2. Iraqis are not incompetent - they just don't care about certain things and graft is a way of life. Spartan's guards were happy with how Spartan did not skim off the top of the payroll or only hire family members and tribal members. However, that happiness did not last.
3. Ashcroft's discussion with U.S. Army officers about the clusterfuck of Iraq and how it had shit-all to do with 9/11 and Al Quaeda.
4. Screw-ups by the Army:
4a. Combat troops who just fought a war used as a de facto police force.
4b. Policies and actions by troops that end up making enemies. In the U.S. people would experience the humiliations some Iraqis went through and complain to the government or protest. Iraqis go home and get a rifle or make an IED.

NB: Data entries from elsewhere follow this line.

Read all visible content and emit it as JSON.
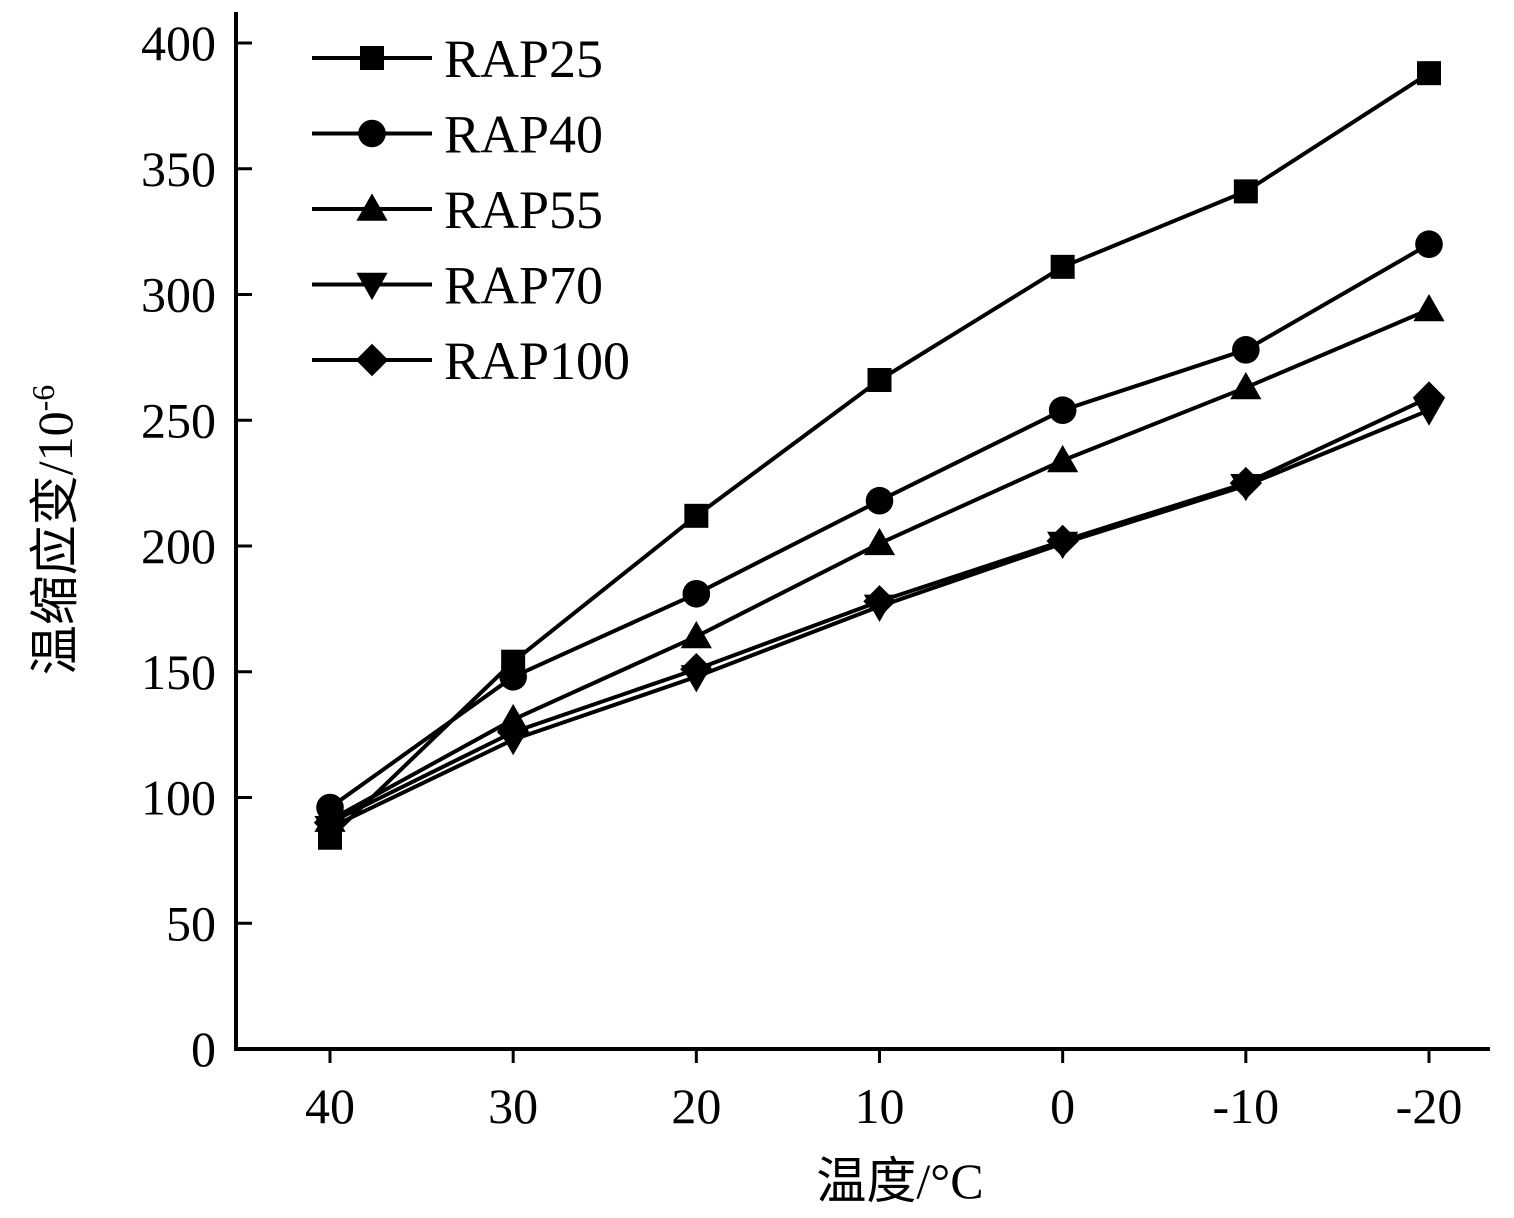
{
  "chart_data": {
    "type": "line",
    "title": "",
    "xlabel": "温度/°C",
    "ylabel_main": "温缩应变/10",
    "ylabel_sup": "-6",
    "categories": [
      "40",
      "30",
      "20",
      "10",
      "0",
      "-10",
      "-20"
    ],
    "x": [
      40,
      30,
      20,
      10,
      0,
      -10,
      -20
    ],
    "ylim": [
      0,
      400
    ],
    "yticks": [
      0,
      50,
      100,
      150,
      200,
      250,
      300,
      350,
      400
    ],
    "ytick_labels": [
      "0",
      "50",
      "100",
      "150",
      "200",
      "250",
      "300",
      "350",
      "400"
    ],
    "grid": false,
    "legend_position": "top-left",
    "series": [
      {
        "name": "RAP25",
        "marker": "square",
        "values": [
          84,
          154,
          212,
          266,
          311,
          341,
          388
        ]
      },
      {
        "name": "RAP40",
        "marker": "circle",
        "values": [
          96,
          148,
          181,
          218,
          254,
          278,
          320
        ]
      },
      {
        "name": "RAP55",
        "marker": "triangle-up",
        "values": [
          91,
          131,
          164,
          201,
          234,
          263,
          294
        ]
      },
      {
        "name": "RAP70",
        "marker": "triangle-down",
        "values": [
          88,
          123,
          148,
          176,
          201,
          224,
          254
        ]
      },
      {
        "name": "RAP100",
        "marker": "diamond",
        "values": [
          90,
          126,
          151,
          178,
          202,
          225,
          259
        ]
      }
    ]
  }
}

4c. Incompetent officers who write up thievery of oil tanker trucks as insurgent activity rather than banditry.
4d. An interesting critique by British trained Ashcroft on the urban tactics of the U.S. Army.
5. I wonder what Ashcroft's Army experience and training were. He served in Northern Ireland and Bosnia. He seems really switched on and capable as a shooter; was he just well trained or was he used to getting shot at? I don't recall if he wrote about that.
6. Lots and lots and lots of money was getting spent.
7. Iraqis had all sorts of theories and guesses about what evil the U.S. and Israel were up to in Iraq.
8. Muqtada al-Sadr is a murderous shithole who should have been arrested or killed.
9. Ashcroft's comments about cruelty and inhumanity remind of the first rule of living in a war zone: LEAVE.